The marriage by Banns of Thomas Hawkless and Eliza Sloan(e) took place on 15 September 1843 at St Anne's Church of England, Ryde. Elizabeth Sloane was from County Armagh, Ireland and was born about 1818. It is thought that Eliza arrived in the colony on 12 February 1842 with her parents and siblings aboard Champion, but this has not been confirmed.
Thomas and Eliza's first child was born on 17 February 1845 and at that time they were living at Field of Mars (Ryde area). The family then travelled to the Port Fairy (Belfast) district of Victoria where their next five children were born. Amy (Eliza) was born in 1846, Robert in 1848, Thomas 1849, Annie 1851 and Charlotte 1853.
Cathy McHardy further writes "It appears that the couple then returned to Sydney because, on 3 December, 1854 a child, Maria Matilda was born and was baptised at St Anne's Church of England, Ryde on 10 June 1855. According to the Baptismal Register at St Anne's, the Hawkless family were living at Bedlam Road when their next two children Rebecca 1857, and Charles 1859, were born. The family's address was given as Gladesville when the twins Emily and Sara J were born on 23 June 1865. At this time Thomas was 65 years old and Eliza gave her age as 48 years.
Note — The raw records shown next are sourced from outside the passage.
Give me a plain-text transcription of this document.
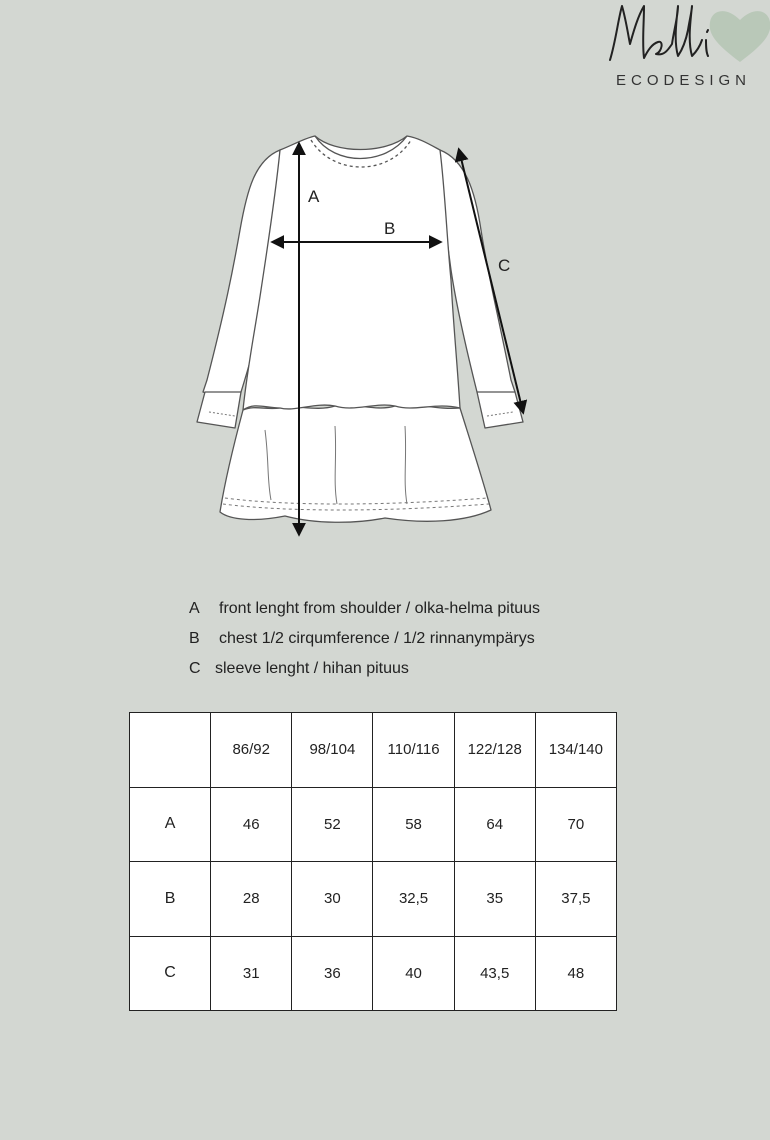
ECODESIGN
A
B
C
A	front lenght from shoulder / olka-helma pituus
B	chest 1/2 cirqumference / 1/2 rinnanympärys
C sleeve lenght / hihan pituus
	86/92	98/104	110/116	122/128	134/140
A	46	52	58	64	70
B	28	30	32,5	35	37,5
C	31	36	40	43,5	48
"Several properties in the Ryde district were owned by Thomas Hawkless. According to his Will made in March 1874 he owned nine acres of land at Gladesville called "The Oaks" which he had purchased from Rev George Edward Turner, Rector of St Anne's Ryde. A codicil added to the will in September 1874 noted a house and land on the corner of Bateman's Road and Great North Road, Gladesville. The block was to be divided into four sections and be given to four of his children, Robert, Charlotte, Maria and Rebecca. When he died he was also the owner of two houses on the corner of Simpson Street and Church Street Ryde. One was the family home and the adjacent house was rented to a Mrs Longcroft.
"Thomas Hawkless had been a gardener all his life and his gardens and orchards are mentioned in his will. He died on 8 March 1881 and was buried at St Anne's Ryde. His grave has not been located."